KlASIFIKASI TENGGELAM
A.
Berdasarkan Kondisi Paru-Paru Korban
1.
Typical Drawning
Keadaan dimana cairan masuk ke dalam saluran
pernapasan korban saat korban tenggelam.
2.
Atypical Drawning
a.
Dry
Drowning
Keadaan dimana hanya sedikit
bahkan tidak ada cairan yang masuk ke dalam saluran pernapasan.
b.
Immersion
Syndrom
Terjadi terutama pada
anak-anak yang tiba-tiba terjun ke dalam air dingin ( suhu < 20°C ) yang
menyebabkan terpicunya reflex vagal yang menyebabkan apneu, bradikardia, dan
vasokonstriksi dari pembuluh darah kapiler dan menyebabkan terhentinya aliran
darah koroner dan sirkulasi serebaral.
c.
Submersion of
the Unconscious
Sering terjadi pada korban
yang menderita epilepsy atau penyakit jantung khususnya coronary atheroma,
hipertensi atau peminum yang mengalami trauma kepala saat masuk ke air .
d.
Delayed Dead
Keadaan dimana seorang
korban masih hidup setelah lebih dari 24 jam setelah diselamatkan dari suatu
episode tenggelam.
B.
Berdasarkan
Kondisi Kejadian
1.
Tenggelam (Drowning)
Suatu
keadaan dimana penderita akan meneguk air dalam jumlah yang banyak sehingga air
masuk ke dalam saluran pernapasan dan saluran nafas atas tepatnya bagian
apiglotis akan mengalami spasme yang mengakibatkan saluran nafas menjadi
tertutup serta hanya dapat dilalui oleh udara yang sangat sedikit.
2.
Hampir Tenggelam (Near
Drowning)
Suatu keadaan dimana penderita masih bernafas dan
membatukkan air keluar.
C.
PATOFISIOLOGI
seseorang yang terbenam dengan
spontan akan berusaha menyelamatkan diri secara panik disertai berhentinya
pernapasan (breath holding). Sepuluh sampai 12% korban tenggelam dapat langsung
meninggal, dikenal sebagai dry drowing karena tidak dijumpai aspirasi air di dalam
paru. Mereka meninggal akibat asphiksia waktu tenggelam yang disebabkan spase
larings2. Menurut Giammona (dikutip dari Hassan R.), spasme laring tersebut
akan diikuti asphiksia dan penurunan kesadaran serta secara pasif air masuk ke
jalan napas dan paru. Akibatnya, terjadilah henti jantung dan kematian yang
disertai aspirasi cairan dan dikenal sebagai wet drowning. Kasus seperti ini
lebih banyak terjadi, yakni 80--90%. Perubahan patofisiologi yang diakibatkan
oleh tenggelam, tergantung pada jumlah dan sifat cairan yang terhisap serta
lamanya hipoksemia terjadi. Setiap jaringan pada tubuh mempunyai respons yang
berbeda-beda terhadap hipoksemia dan kepekaan jaringan otak merupakan organ
yang dominan mengalami disfungsi sistem organ pada tubuh terhadap hipoksia5,6,16.

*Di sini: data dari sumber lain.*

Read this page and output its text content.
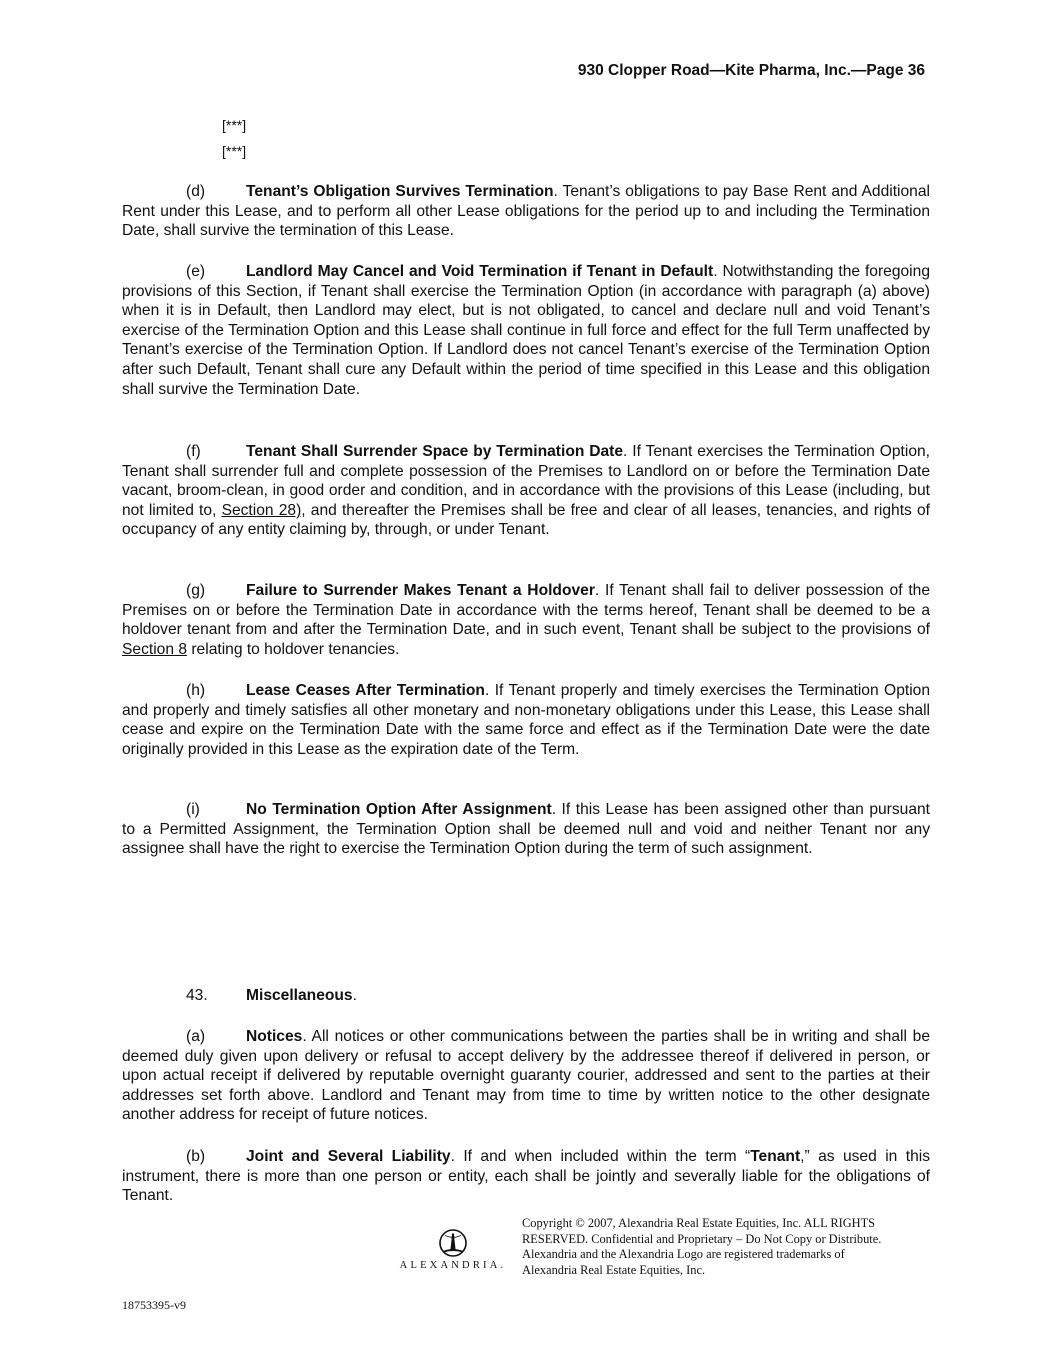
930 Clopper Road—Kite Pharma, Inc.—Page 36
[***]
[***]

(d)	Tenant’s Obligation Survives Termination. Tenant’s obligations to pay Base Rent and Additional Rent under this Lease, and to perform all other Lease obligations for the period up to and including the Termination Date, shall survive the termination of this Lease.

(e)	Landlord May Cancel and Void Termination if Tenant in Default. Notwithstanding the foregoing provisions of this Section, if Tenant shall exercise the Termination Option (in accordance with paragraph (a) above) when it is in Default, then Landlord may elect, but is not obligated, to cancel and declare null and void Tenant’s exercise of the Termination Option and this Lease shall continue in full force and effect for the full Term unaffected by Tenant’s exercise of the Termination Option. If Landlord does not cancel Tenant’s exercise of the Termination Option after such Default, Tenant shall cure any Default within the period of time specified in this Lease and this obligation shall survive the Termination Date.

(f)	Tenant Shall Surrender Space by Termination Date. If Tenant exercises the Termination Option, Tenant shall surrender full and complete possession of the Premises to Landlord on or before the Termination Date vacant, broom-clean, in good order and condition, and in accordance with the provisions of this Lease (including, but not limited to, Section 28), and thereafter the Premises shall be free and clear of all leases, tenancies, and rights of occupancy of any entity claiming by, through, or under Tenant.

(g)	Failure to Surrender Makes Tenant a Holdover. If Tenant shall fail to deliver possession of the Premises on or before the Termination Date in accordance with the terms hereof, Tenant shall be deemed to be a holdover tenant from and after the Termination Date, and in such event, Tenant shall be subject to the provisions of Section 8 relating to holdover tenancies.

(h)	Lease Ceases After Termination. If Tenant properly and timely exercises the Termination Option and properly and timely satisfies all other monetary and non-monetary obligations under this Lease, this Lease shall cease and expire on the Termination Date with the same force and effect as if the Termination Date were the date originally provided in this Lease as the expiration date of the Term.

(i)	No Termination Option After Assignment. If this Lease has been assigned other than pursuant to a Permitted Assignment, the Termination Option shall be deemed null and void and neither Tenant nor any assignee shall have the right to exercise the Termination Option during the term of such assignment.

43. Miscellaneous.

(a)	Notices. All notices or other communications between the parties shall be in writing and shall be deemed duly given upon delivery or refusal to accept delivery by the addressee thereof if delivered in person, or upon actual receipt if delivered by reputable overnight guaranty courier, addressed and sent to the parties at their addresses set forth above. Landlord and Tenant may from time to time by written notice to the other designate another address for receipt of future notices.

(b)	Joint and Several Liability. If and when included within the term “Tenant,” as used in this instrument, there is more than one person or entity, each shall be jointly and severally liable for the obligations of Tenant.

ALEXANDRIA.
Copyright © 2007, Alexandria Real Estate Equities, Inc. ALL RIGHTS RESERVED. Confidential and Proprietary – Do Not Copy or Distribute. Alexandria and the Alexandria Logo are registered trademarks of Alexandria Real Estate Equities, Inc.
18753395-v9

Terhadap air laut atau air tawar
akan mengurangi perkembangan paru, karena air laut bersifat hipertonik sehingga
cairan akan bergeser dari plasma ke alveoli. Tetapi, alveoli yang dipenuhi
cairan masih bisa menjalankan fungsi perfusinya sehingga menyebabkan shunt
intra pulmonary yang luas. Sedangkan air tawar bersifat hipotonik sehingga
dengan cepat diserap ke dalam sirkulasi dan segera didistribusikan. Air tawar
juga bisa mengubah tekanan permukaan surfaktan paru sehingga ventilasi alveoli
menjadi buruk sementara perfusi tetap berjalan. Ini menyebabkan shunt
intrapulmonary dan meningkatkan hipoksia. Di samping itu, aspirasi air tawar
atau air laut juga menyebabkan oedem paru yang berpengaruh terhadap
atelektasis, bronchospasme, dan infeksi paru5,16,17,18.
Perubahan kardiovaskuler yang
terjadi pada korban hampir tenggelam terutama akibat dari perubahan tekanan
parsial (PaO2) dan keseimbangan asam basa. Sedangkan faktor lain yang juga
berpengaruh adalah perubahan volume darah dan konsentrasi elektrolit serum.
Korban hampir tenggelam kadang-kadang telah mengalami bradikardi dan
vasokonstriksi perifer yang intensif sebelumnya. Oleh sebab itu, sulit
memastikan pada waktu kejadian apakah aktivitas mekanik jantung terjadi.
Bradikardi bisa timbul akibat refleks diving fisiologis pada air dingin,
sedangkan vasokonstriksi perifer bisa juga terjadi akibat hipotermi atau
peninggian kadar katekolamin2,3,5,19.
Hipoksia dan iskemia selama
tenggelam akan terus berlanjut sampai ventilasi, oksigenasi, dan perfusi diperbaiki.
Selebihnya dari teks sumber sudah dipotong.